About voting to deprecate: pure deprecation without alternative, haven’t seen it yet.
I see deprecations packaged in other proposals. That’s always a risk for those proposals, because many mappers dislike deprecation, especially when they use the tag themselves.

The current proposal only discusses trailheads as nodes. They’re also sometimes mapped as closed ways, usually co-tagged as amenity=parking. (About 2% of the trailheads in the USA are mapped this way.)

There’s some chat about this on the talk page from the 2017 rework of this proposal, but no resolution.

If highway=trailhead is approved as a node-only tag, the ways currently bearing this tag will suddenly be out-of-spec. Personally, I’d rather this didn’t happen, so I’d suggest broadening the proposal to include closed ways. Failing that, the text should include some rationale for prohibiting areas, and alternative mapping recommendations.

I don’t think that approval of the node mapping prohibits anything, and I have mentioned this usage in the proposal, but if we agree that the proposal should explicitly cover this existing usage, it’s fine with me.
Do you have a text suggestion, or do you want to add the change yourself?

I went to add the text … and it was already there! Don’t know how I missed it.

Applies to: Some users tag an area as highway=trailhead.
How to map: Some mappers apply the tag to a way or an area representing the trailhead.

Thanks & sorry for the distraction :wink:

No problem! The applies-to icon shows only a node, so if there are no objections the way icon could be added.
Whether or not the closed way is an area: I suspect some mappers will add area=yes, which some renderers then will ignore. Maybe best to avoid that can of worms.

No @Peter_Elderson, I think you wrongly changed that Tag:highway=trailhead - OpenStreetMap Wiki

It using it on area (AKA closed way) is acceptable, then it should be

|onWay=no
|onArea=yes

and not the other way around as you did. onWay=yes is for non-closed ways, e.g. highway=motorway. Closed way that is not an area must be something like race track or roundabout – which is really a way but which just happen to go in circular way and finishes where it started.

That does not seem to be the case for any of the dozens of random samples of highway=trailhead at overpass turbo – they seem to be regular areas, often shared with other areas (like amenity=parking)

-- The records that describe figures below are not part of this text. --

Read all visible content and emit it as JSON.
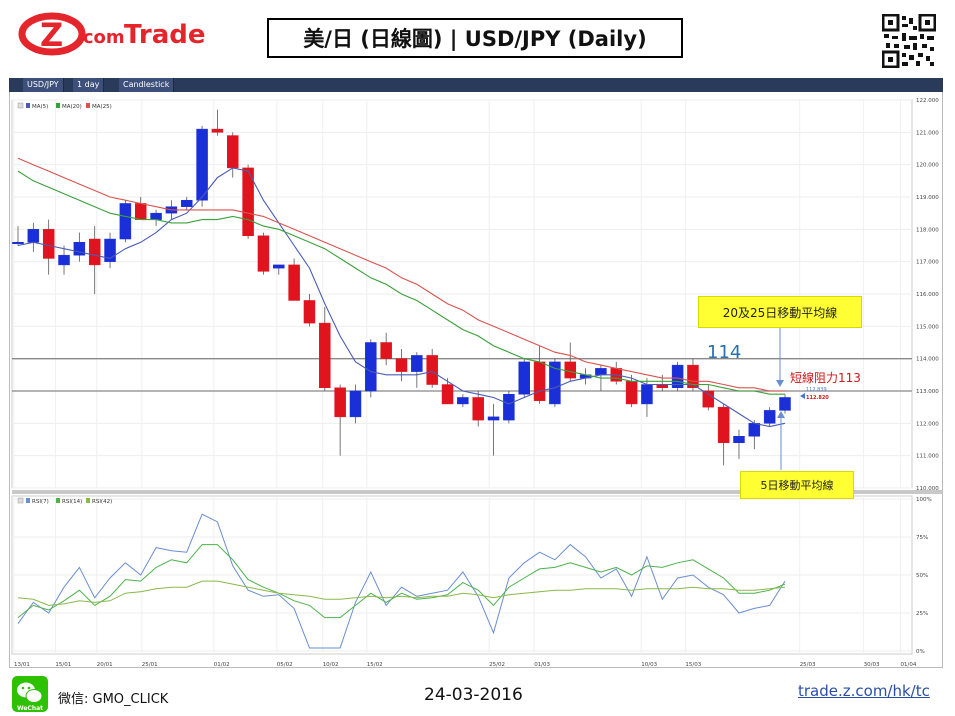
{
  "brand": {
    "name_z": "Z",
    "name_com": ".com",
    "name_trade": "Trade",
    "color": "#e4252c"
  },
  "title": "美/日 (日線圖) | USD/JPY  (Daily)",
  "toolbar": {
    "symbol": "USD/JPY",
    "interval": "1 day",
    "style": "Candlestick"
  },
  "legend_main": [
    "MA(5)",
    "MA(20)",
    "MA(25)"
  ],
  "legend_rsi": [
    "RSI(7)",
    "RSI(14)",
    "RSI(42)"
  ],
  "annotations": {
    "ma_20_25": "20及25日移動平均線",
    "ma_5": "5日移動平均線",
    "level_114": "114",
    "resistance": "短線阻力113",
    "price_label_blue": "112.839",
    "price_label_red": "112.820"
  },
  "footer": {
    "wechat_label": "微信: GMO_CLICK",
    "wechat_badge": "WeChat",
    "date": "24-03-2016",
    "link": "trade.z.com/hk/tc"
  },
  "chart_data": {
    "type": "candlestick",
    "title": "USD/JPY Daily",
    "ylim": [
      110,
      122
    ],
    "yticks": [
      "122.000",
      "121.000",
      "120.000",
      "119.000",
      "118.000",
      "117.000",
      "116.000",
      "115.000",
      "114.000",
      "113.000",
      "112.000",
      "111.000",
      "110.000"
    ],
    "xticks": [
      "13/01",
      "15/01",
      "20/01",
      "25/01",
      "01/02",
      "05/02",
      "10/02",
      "15/02",
      "25/02",
      "01/03",
      "10/03",
      "15/03",
      "25/03",
      "30/03",
      "01/04"
    ],
    "horizontal_lines": [
      114.0,
      113.0
    ],
    "candles": [
      {
        "o": 117.6,
        "h": 118.1,
        "l": 117.5,
        "c": 117.6
      },
      {
        "o": 117.6,
        "h": 118.2,
        "l": 117.3,
        "c": 118.0
      },
      {
        "o": 118.0,
        "h": 118.3,
        "l": 116.6,
        "c": 117.1
      },
      {
        "o": 116.9,
        "h": 117.5,
        "l": 116.6,
        "c": 117.2
      },
      {
        "o": 117.2,
        "h": 117.9,
        "l": 117.0,
        "c": 117.6
      },
      {
        "o": 117.7,
        "h": 118.1,
        "l": 116.0,
        "c": 116.9
      },
      {
        "o": 117.0,
        "h": 117.9,
        "l": 116.8,
        "c": 117.7
      },
      {
        "o": 117.7,
        "h": 118.9,
        "l": 117.6,
        "c": 118.8
      },
      {
        "o": 118.8,
        "h": 119.0,
        "l": 118.3,
        "c": 118.3
      },
      {
        "o": 118.3,
        "h": 118.6,
        "l": 118.1,
        "c": 118.5
      },
      {
        "o": 118.5,
        "h": 118.9,
        "l": 118.3,
        "c": 118.7
      },
      {
        "o": 118.7,
        "h": 119.0,
        "l": 118.6,
        "c": 118.9
      },
      {
        "o": 118.9,
        "h": 121.2,
        "l": 118.7,
        "c": 121.1
      },
      {
        "o": 121.1,
        "h": 121.7,
        "l": 120.9,
        "c": 121.0
      },
      {
        "o": 120.9,
        "h": 121.0,
        "l": 119.6,
        "c": 119.9
      },
      {
        "o": 119.9,
        "h": 120.0,
        "l": 117.7,
        "c": 117.8
      },
      {
        "o": 117.8,
        "h": 117.9,
        "l": 116.6,
        "c": 116.7
      },
      {
        "o": 116.8,
        "h": 116.9,
        "l": 116.6,
        "c": 116.9
      },
      {
        "o": 116.9,
        "h": 117.1,
        "l": 115.8,
        "c": 115.8
      },
      {
        "o": 115.8,
        "h": 116.0,
        "l": 115.0,
        "c": 115.1
      },
      {
        "o": 115.1,
        "h": 115.6,
        "l": 113.0,
        "c": 113.1
      },
      {
        "o": 113.1,
        "h": 113.2,
        "l": 111.0,
        "c": 112.2
      },
      {
        "o": 112.2,
        "h": 113.2,
        "l": 112.0,
        "c": 113.0
      },
      {
        "o": 113.0,
        "h": 114.6,
        "l": 112.8,
        "c": 114.5
      },
      {
        "o": 114.5,
        "h": 114.8,
        "l": 113.8,
        "c": 114.0
      },
      {
        "o": 114.0,
        "h": 114.3,
        "l": 113.3,
        "c": 113.6
      },
      {
        "o": 113.6,
        "h": 114.2,
        "l": 113.1,
        "c": 114.1
      },
      {
        "o": 114.1,
        "h": 114.3,
        "l": 113.1,
        "c": 113.2
      },
      {
        "o": 113.2,
        "h": 113.4,
        "l": 112.6,
        "c": 112.6
      },
      {
        "o": 112.6,
        "h": 112.9,
        "l": 112.5,
        "c": 112.8
      },
      {
        "o": 112.8,
        "h": 113.0,
        "l": 111.9,
        "c": 112.1
      },
      {
        "o": 112.1,
        "h": 112.6,
        "l": 111.0,
        "c": 112.2
      },
      {
        "o": 112.1,
        "h": 113.0,
        "l": 112.0,
        "c": 112.9
      },
      {
        "o": 112.9,
        "h": 114.0,
        "l": 112.8,
        "c": 113.9
      },
      {
        "o": 113.9,
        "h": 114.4,
        "l": 112.6,
        "c": 112.7
      },
      {
        "o": 112.6,
        "h": 114.0,
        "l": 112.5,
        "c": 113.9
      },
      {
        "o": 113.9,
        "h": 114.5,
        "l": 113.3,
        "c": 113.4
      },
      {
        "o": 113.4,
        "h": 113.7,
        "l": 113.2,
        "c": 113.5
      },
      {
        "o": 113.5,
        "h": 113.8,
        "l": 113.0,
        "c": 113.7
      },
      {
        "o": 113.7,
        "h": 113.9,
        "l": 113.2,
        "c": 113.3
      },
      {
        "o": 113.3,
        "h": 113.5,
        "l": 112.5,
        "c": 112.6
      },
      {
        "o": 112.6,
        "h": 113.4,
        "l": 112.2,
        "c": 113.2
      },
      {
        "o": 113.2,
        "h": 113.5,
        "l": 113.0,
        "c": 113.1
      },
      {
        "o": 113.1,
        "h": 113.9,
        "l": 113.0,
        "c": 113.8
      },
      {
        "o": 113.8,
        "h": 114.0,
        "l": 113.0,
        "c": 113.1
      },
      {
        "o": 113.0,
        "h": 113.2,
        "l": 112.4,
        "c": 112.5
      },
      {
        "o": 112.5,
        "h": 112.6,
        "l": 110.7,
        "c": 111.4
      },
      {
        "o": 111.4,
        "h": 111.8,
        "l": 110.9,
        "c": 111.6
      },
      {
        "o": 111.6,
        "h": 112.1,
        "l": 111.2,
        "c": 112.0
      },
      {
        "o": 112.0,
        "h": 112.5,
        "l": 111.9,
        "c": 112.4
      },
      {
        "o": 112.4,
        "h": 112.9,
        "l": 112.3,
        "c": 112.8
      }
    ],
    "series": [
      {
        "name": "MA(5)",
        "color": "#4a5bb5",
        "values": [
          117.5,
          117.6,
          117.5,
          117.4,
          117.3,
          117.2,
          117.1,
          117.4,
          117.6,
          117.9,
          118.3,
          118.5,
          119.0,
          119.6,
          119.9,
          119.8,
          118.9,
          118.2,
          117.5,
          116.8,
          115.7,
          114.7,
          113.9,
          113.6,
          113.5,
          113.5,
          113.5,
          113.6,
          113.3,
          113.0,
          112.9,
          112.8,
          112.6,
          112.8,
          113.0,
          113.1,
          113.3,
          113.4,
          113.5,
          113.5,
          113.4,
          113.2,
          113.2,
          113.2,
          113.2,
          112.9,
          112.6,
          112.3,
          112.0,
          111.9,
          112.0
        ]
      },
      {
        "name": "MA(20)",
        "color": "#3aa03a",
        "values": [
          119.8,
          119.5,
          119.3,
          119.1,
          118.9,
          118.7,
          118.5,
          118.4,
          118.3,
          118.3,
          118.2,
          118.2,
          118.3,
          118.3,
          118.4,
          118.3,
          118.1,
          118.0,
          117.8,
          117.6,
          117.4,
          117.1,
          116.8,
          116.5,
          116.3,
          116.0,
          115.8,
          115.5,
          115.2,
          114.9,
          114.7,
          114.4,
          114.2,
          114.0,
          113.9,
          113.7,
          113.6,
          113.5,
          113.4,
          113.4,
          113.3,
          113.3,
          113.3,
          113.3,
          113.2,
          113.2,
          113.1,
          113.0,
          113.0,
          112.9,
          112.9
        ]
      },
      {
        "name": "MA(25)",
        "color": "#d9534f",
        "values": [
          120.2,
          120.0,
          119.8,
          119.6,
          119.4,
          119.2,
          119.0,
          118.9,
          118.8,
          118.7,
          118.6,
          118.6,
          118.6,
          118.6,
          118.6,
          118.5,
          118.4,
          118.2,
          118.0,
          117.8,
          117.6,
          117.4,
          117.2,
          117.0,
          116.8,
          116.5,
          116.3,
          116.0,
          115.7,
          115.5,
          115.2,
          115.0,
          114.8,
          114.6,
          114.4,
          114.2,
          114.1,
          113.9,
          113.8,
          113.7,
          113.6,
          113.5,
          113.4,
          113.4,
          113.3,
          113.3,
          113.2,
          113.1,
          113.1,
          113.0,
          113.0
        ]
      }
    ],
    "rsi": {
      "ylim": [
        0,
        100
      ],
      "yticks": [
        "100%",
        "75%",
        "50%",
        "25%",
        "0%"
      ],
      "series": [
        {
          "name": "RSI(7)",
          "color": "#6a8ed0",
          "values": [
            18,
            32,
            25,
            42,
            55,
            35,
            48,
            58,
            50,
            68,
            66,
            65,
            90,
            85,
            56,
            40,
            36,
            37,
            28,
            2,
            2,
            2,
            32,
            52,
            30,
            42,
            36,
            38,
            40,
            52,
            36,
            12,
            48,
            58,
            65,
            60,
            70,
            62,
            48,
            54,
            36,
            62,
            34,
            48,
            50,
            42,
            37,
            25,
            28,
            30,
            46
          ]
        },
        {
          "name": "RSI(14)",
          "color": "#4cb24c",
          "values": [
            22,
            30,
            27,
            33,
            40,
            30,
            36,
            47,
            46,
            55,
            60,
            58,
            70,
            70,
            60,
            47,
            42,
            38,
            33,
            30,
            22,
            22,
            30,
            38,
            32,
            38,
            34,
            35,
            37,
            45,
            40,
            30,
            42,
            48,
            54,
            55,
            58,
            55,
            52,
            55,
            50,
            56,
            55,
            58,
            60,
            54,
            48,
            38,
            38,
            40,
            44
          ]
        },
        {
          "name": "RSI(42)",
          "color": "#8ab84a",
          "values": [
            35,
            34,
            30,
            31,
            33,
            32,
            33,
            38,
            39,
            41,
            42,
            42,
            46,
            46,
            44,
            42,
            40,
            38,
            37,
            36,
            34,
            34,
            35,
            36,
            35,
            36,
            35,
            36,
            36,
            38,
            37,
            35,
            37,
            38,
            39,
            40,
            40,
            41,
            41,
            41,
            40,
            41,
            41,
            41,
            42,
            41,
            41,
            40,
            40,
            41,
            42
          ]
        }
      ]
    }
  }
}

So, the wiki should be corrected (either reverted so it only applies to nodes - as there are only 90 of non-node cases worldwide), or (better?) fixed so it applies on closed ways instead of open ways (e.g. onWay=no + onArea=yes)

Thanks for pointing that out, you are right. The wiki should reflect the actual usage and the status in the infobox. I have corrected the entry, and a few words in the text to match it.

A look locally finds a few other odd combinations - a gazebo, an artwork, a locality (though that last one just looks like a bit of “tagging so that something appears on OSM Carto”).

There are also what seems to be a few pockets of misuse** - possibly because “trailhead” isn’t really a British English concept - you won’t see any reference to a “trailhead” for the Pennine Way here, even though it has a very well established start and end.

** for the avoidance of doubt, just because a few people misunderstand a tag it isn’t a reason to say that “everyone else should not use that tag” - most people (even where it’s not a regular part of the local language) are able to work out what a “trailhead” is.